Investors’ rights and duties
As in 2018
Every MF investor has certain rights and some duties to facilitate a smooth investing experience
Mutual fund investors enjoy several rights under current laws. For a smooth investing experience the investor should also fulfil certain duties that will make him/her a responsible investor. Here are some of the important tools that all mutual fund investors should keep in mind.
Under current laws, Know Your Client (KYC) compliance is compulsory for every mutual fund investor. KYC is done mainly to prohibit money laundering and to stop illegal money from getting into the fund industry.

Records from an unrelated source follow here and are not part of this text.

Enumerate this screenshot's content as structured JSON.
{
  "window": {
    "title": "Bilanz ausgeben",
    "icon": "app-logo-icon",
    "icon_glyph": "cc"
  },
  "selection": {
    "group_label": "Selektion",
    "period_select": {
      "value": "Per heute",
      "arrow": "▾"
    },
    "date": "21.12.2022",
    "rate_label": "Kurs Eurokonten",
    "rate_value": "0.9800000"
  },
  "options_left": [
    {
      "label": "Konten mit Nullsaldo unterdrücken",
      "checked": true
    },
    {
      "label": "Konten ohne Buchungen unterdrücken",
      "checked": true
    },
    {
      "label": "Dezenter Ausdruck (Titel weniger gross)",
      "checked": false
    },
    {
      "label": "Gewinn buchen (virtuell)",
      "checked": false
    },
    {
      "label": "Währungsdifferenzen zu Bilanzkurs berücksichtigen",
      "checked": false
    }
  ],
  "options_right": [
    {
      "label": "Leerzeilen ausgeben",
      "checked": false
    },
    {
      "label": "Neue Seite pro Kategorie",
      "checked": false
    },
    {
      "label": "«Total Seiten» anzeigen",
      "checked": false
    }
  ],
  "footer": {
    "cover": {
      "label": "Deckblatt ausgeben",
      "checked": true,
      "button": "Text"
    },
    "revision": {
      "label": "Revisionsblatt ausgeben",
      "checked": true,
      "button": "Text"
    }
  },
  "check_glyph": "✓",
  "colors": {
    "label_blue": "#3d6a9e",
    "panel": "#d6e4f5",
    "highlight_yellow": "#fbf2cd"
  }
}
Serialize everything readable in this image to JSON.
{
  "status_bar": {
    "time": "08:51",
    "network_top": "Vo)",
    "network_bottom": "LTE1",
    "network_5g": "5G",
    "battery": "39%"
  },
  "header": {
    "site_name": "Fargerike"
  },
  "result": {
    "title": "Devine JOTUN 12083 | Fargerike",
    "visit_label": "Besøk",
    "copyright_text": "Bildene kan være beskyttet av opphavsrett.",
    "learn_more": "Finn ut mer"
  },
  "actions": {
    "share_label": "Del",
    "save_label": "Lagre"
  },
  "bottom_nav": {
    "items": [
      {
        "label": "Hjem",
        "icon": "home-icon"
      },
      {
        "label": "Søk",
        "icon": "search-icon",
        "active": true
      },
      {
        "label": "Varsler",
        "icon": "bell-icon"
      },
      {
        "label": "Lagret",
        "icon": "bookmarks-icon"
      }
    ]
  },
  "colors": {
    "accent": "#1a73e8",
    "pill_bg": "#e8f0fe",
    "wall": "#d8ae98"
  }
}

In turn such slush money could also percolate into the stock, debt and gold markets.
For KYC compliance, the investor should provide a valid proof of identity (Passport, PAN, voter ID etc.), proof of address, passport photo and PAN. The government has now also made it compulsory to link Aadhaar to all KYC compliance requirement.
Currently, once an investor updates his KYC information with a KYC Registration Agencies (KRA), the same will automatically get updated in the investments he/she has with all the entities regulated by Sebi.
Every MF investor should update all their relevant personal information__ address for correspondence, contact number(s), email ID, income tax PAN, at least one bank account number that will be used for all fund-related transactions__with the fund houses where they have investments. The bank account details will include the 11-16 digit account number, 11-digit IFSC and 9-digit MICR numbers. In case of any change in personal information, it’s the duty of the investor to inform the fund house as early as possible. Among others, updated personal information helps fund houses to prevent frauds related to investments.
Current rules require that every fund investor should make at least one nomination for each of his/her investments. Alternately, the investor has to declare that he/she doesn’t want to nominate anyone. Nominations turn helpful in case of any eventuality of the investor.
WATCH YOUR INVESTMENTS
Every responsible investor should keep a tab on how his/her funds are performing by watching their funds’ NAVs on a regular basis. However, the regularity should not be too frequent like every day or week which could be detrimental to his/her investment and the long term financial plan. Reviewing investments on a regular basis is important because this makes the investor aware of the market trend and he/she could go for a course correction in case the investments do not perform as planned.
HAVE A FINANCIAL PLAN IN PLACE
One of the first things an investor should remember is that financial planning is never for an individual. It’s for the family. The process of financial planning involves a series of decisions relating to your family’s future financial goals, investments in and buying of financial products, and executing the same.
Some of the important elements of financial planning are goal setting, identifying needs and wants of the family and also of the individuals, keeping tab of income, expenses and savings of the people in the family, creation of an emergency fund, taking adequate insurance, investments for short, medium and long term goals and finally reviewing and if needed rebalancing the portfolio.
AADHAAR AND FATCA COMPLIANCE
Lately the government has made it compulsory for all investors to link their Aadhaar numbers to all investments. It has also asked every investor to comply with Foreign Account Tax Compliance Act (FATCA).